第2章 人形の家
結衣はそう思いながら、麻衣は怒りを感じたようにしながら真砂子を見ていた。
「……除霊には二つありますの。除霊と浄霊……」
「何が違うの?」
「浄霊は霊に語りかけ、この世へのこだわりを解いてやるんです。でも、これは霊媒にしかできない……ナルは霊媒じゃないのですもの。……除霊をするつもりなのですわ」
「除霊……」
「悪い人間が……いたとしますでしょ?説得して改心させるのが浄霊。ウムをいわさず殺してしまうのが除霊ですわ。除霊はしてほしくありませんわ。すくなくとも、あたくしの目の前では……」
真砂子は霊が見える体質である。
そしておそらく真砂子は霊も人間も同じように見える、つまり……殺されているように見えるのだ。
(そうだよね、嫌に決まってるよね……)
眉を寄せた瞬間だった。
双子が何かに引っ張られて、床に倒れ込んだ。
「いっ!?」
「きゃ……!」
「結衣、麻衣!」
真砂子が双子の名を叫び、慌てて二人に駆け寄る。
「……だ、だいじょうぶ」
「だいじょうぶだよ、真砂子」
二人は誰かに引っ張られていた。
おそらくそれは子どもたちの霊なのだろう。
徐々に居間の気温が下がっているのも分かった。
「──初めに言があった。
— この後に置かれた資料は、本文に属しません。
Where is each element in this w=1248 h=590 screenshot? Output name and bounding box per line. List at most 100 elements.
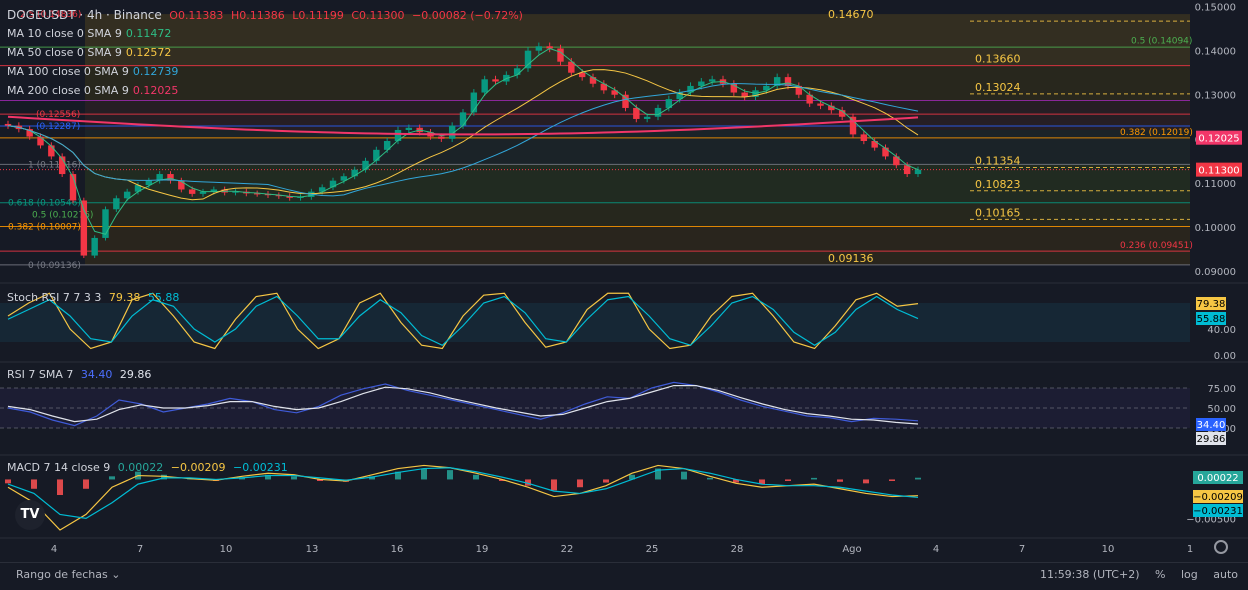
candle-body xyxy=(188,189,196,194)
macd-hist-bar xyxy=(811,477,817,480)
macd-hist-bar xyxy=(551,479,557,491)
fib-zone-1 xyxy=(85,65,1190,102)
macd-signal-badge: −0.00231 xyxy=(1193,506,1243,517)
fib-zone-5 xyxy=(85,202,1190,227)
fib-right-label-2: 0.236 (0.09451) xyxy=(1120,241,1193,251)
stoch-axis-40: 40.00 xyxy=(1207,325,1236,336)
time-axis-label-1: 7 xyxy=(137,544,143,555)
candle-body xyxy=(48,145,55,157)
candle-body xyxy=(643,116,651,119)
chart-canvas[interactable]: 0.14670 0.13660 0.13024 0.11354 0.10823 0.101… xyxy=(0,0,1248,562)
time-axis-label-5: 19 xyxy=(476,544,489,555)
price-badge-0: 0.12025 xyxy=(1198,134,1239,145)
candle-body xyxy=(405,127,413,130)
macd-hist-bar xyxy=(915,477,921,480)
macd-signal-value: −0.00231 xyxy=(233,461,288,474)
candle-body xyxy=(178,180,185,190)
candle-body xyxy=(535,46,543,51)
candle-body xyxy=(860,134,868,141)
symbol-header: DOGEUSDT · 4h · Binance O0.11383 H0.1138… xyxy=(7,6,527,25)
candle-body xyxy=(373,149,380,161)
stoch-d-badge: 55.88 xyxy=(1197,314,1226,325)
tradingview-logo-icon[interactable]: TV xyxy=(15,500,45,530)
candle-body xyxy=(524,50,532,69)
level-label-1: 0.13660 xyxy=(975,53,1021,66)
ma10-legend[interactable]: MA 10 close 0 SMA 9 0.11472 xyxy=(7,24,182,43)
price-badge-1: 0.11300 xyxy=(1198,166,1239,177)
price-axis-label-0: 0.15000 xyxy=(1195,3,1236,14)
level-label-6: 0.09136 xyxy=(828,252,874,265)
level-label-0: 0.14670 xyxy=(828,8,874,21)
percent-toggle[interactable]: % xyxy=(1155,568,1165,581)
candle-body xyxy=(492,79,499,82)
macd-hist-bar xyxy=(681,471,687,480)
ma10-label: MA 10 close 0 SMA 9 xyxy=(7,27,122,40)
clock[interactable]: 11:59:38 (UTC+2) xyxy=(1040,568,1140,581)
candle-body xyxy=(513,68,521,75)
stoch-d-value: 55.88 xyxy=(147,291,180,304)
macd-hist-bar xyxy=(785,479,791,481)
macd-hist-bar xyxy=(577,479,583,488)
candle-body xyxy=(557,48,564,62)
rsi-sma-value: 29.86 xyxy=(119,368,152,381)
macd-legend[interactable]: MACD 7 14 close 9 0.00022 −0.00209 −0.00… xyxy=(7,458,292,477)
ohlc-change: −0.00082 (−0.72%) xyxy=(412,9,523,22)
macd-hist-bar xyxy=(889,479,895,481)
macd-hist-bar xyxy=(31,479,37,489)
candle-body xyxy=(817,103,824,106)
date-range-button[interactable]: Rango de fechas ⌄ xyxy=(16,568,120,581)
candle-body xyxy=(91,237,98,256)
ma50-legend[interactable]: MA 50 close 0 SMA 9 0.12572 xyxy=(7,43,182,62)
candle-body xyxy=(622,94,629,108)
ma100-label: MA 100 close 0 SMA 9 xyxy=(7,65,129,78)
ma100-legend[interactable]: MA 100 close 0 SMA 9 0.12739 xyxy=(7,62,182,81)
candle-body xyxy=(113,198,120,210)
macd-hist-bar xyxy=(5,479,11,484)
ohlc-high: H0.11386 xyxy=(230,9,285,22)
gear-icon[interactable] xyxy=(1214,540,1228,554)
macd-hist-bar xyxy=(603,479,609,483)
stoch-legend[interactable]: Stoch RSI 7 7 3 3 79.38 55.88 xyxy=(7,288,183,307)
ma-legend: MA 10 close 0 SMA 9 0.11472 MA 50 close 0… xyxy=(7,24,182,100)
macd-hist-bar xyxy=(57,479,63,495)
auto-toggle[interactable]: auto xyxy=(1213,568,1238,581)
candle-body xyxy=(633,107,640,119)
level-label-2: 0.13024 xyxy=(975,81,1021,94)
macd-hist-badge: 0.00022 xyxy=(1197,473,1238,484)
time-axis-label-9: Ago xyxy=(842,544,861,555)
symbol-title[interactable]: DOGEUSDT · 4h · Binance xyxy=(7,8,162,22)
macd-title: MACD 7 14 close 9 xyxy=(7,461,111,474)
log-toggle[interactable]: log xyxy=(1181,568,1198,581)
time-axis-label-12: 10 xyxy=(1102,544,1115,555)
fib-zone-3 xyxy=(85,129,1190,165)
fib-left-label-2: (0.12287) xyxy=(36,122,80,132)
time-axis-label-0: 4 xyxy=(51,544,57,555)
time-axis-label-11: 7 xyxy=(1019,544,1025,555)
ma50-label: MA 50 close 0 SMA 9 xyxy=(7,46,122,59)
time-axis-label-3: 13 xyxy=(306,544,319,555)
ohlc-close: C0.11300 xyxy=(351,9,405,22)
time-axis-label-8: 28 xyxy=(731,544,744,555)
macd-hist-bar xyxy=(863,479,869,484)
candle-body xyxy=(4,123,12,126)
candle-body xyxy=(37,136,44,146)
ma200-value: 0.12025 xyxy=(132,84,179,97)
rsi-legend[interactable]: RSI 7 SMA 7 34.40 29.86 xyxy=(7,365,155,384)
fib-left-label-6: 0.382 (0.10007) xyxy=(8,222,81,232)
macd-hist-bar xyxy=(473,474,479,480)
rsi-axis-1: 50.00 xyxy=(1207,404,1236,415)
ma200-legend[interactable]: MA 200 close 0 SMA 9 0.12025 xyxy=(7,81,182,100)
time-axis-label-13: 1 xyxy=(1187,544,1193,555)
candle-body xyxy=(481,79,488,93)
rsi-badge: 34.40 xyxy=(1197,420,1226,431)
stoch-title: Stoch RSI 7 7 3 3 xyxy=(7,291,102,304)
time-axis-label-2: 10 xyxy=(220,544,233,555)
time-axis-label-6: 22 xyxy=(561,544,574,555)
chevron-down-icon: ⌄ xyxy=(111,568,121,581)
macd-hist-bar xyxy=(83,479,89,489)
rsi-sma-badge: 29.86 xyxy=(1197,434,1226,445)
candle-body xyxy=(394,129,402,141)
bottom-toolbar: Rango de fechas ⌄ 11:59:38 (UTC+2) % log… xyxy=(0,562,1248,590)
fib-left-label-3: 1 (0.11416) xyxy=(28,160,81,170)
price-axis-label-1: 0.14000 xyxy=(1195,47,1236,58)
その言は 初めに神とともにあった」
「原さん、どうです?」
「……にげまとまっていますわ。ずいぶん、数がへりました。居間の外へにげていきます!……泣きながら……」
子ども達は苦しんでいるのだ。
ジョンの祈祷に苦しんで、逃げ惑っているのだと双子は分かった。
「ねえ、子供たちを浄霊できないの?」
「ムリですわ。あの女がいるかぎりは……」
ビクリと真砂子の身体が跳ねた。
そして井戸を見るなり、青ざめていき口を手で塞いでいる。
「真砂子?」
「どうしたの?」
「でてくる……!」
井戸の中から水の音が聞こえてくる。
そして徐々に井戸から女の姿が見え、結衣達は恐怖で言葉を詰まらせた。
女はついに井戸から姿を現した。
夢で見た、髪や着物が乱れた姿の女が、結衣たちの目の前に現れる。
「──……富子さんはいません!地上をさがしてもどこにもいませんのよ!」
真砂子は女へと声を張って叫んだ。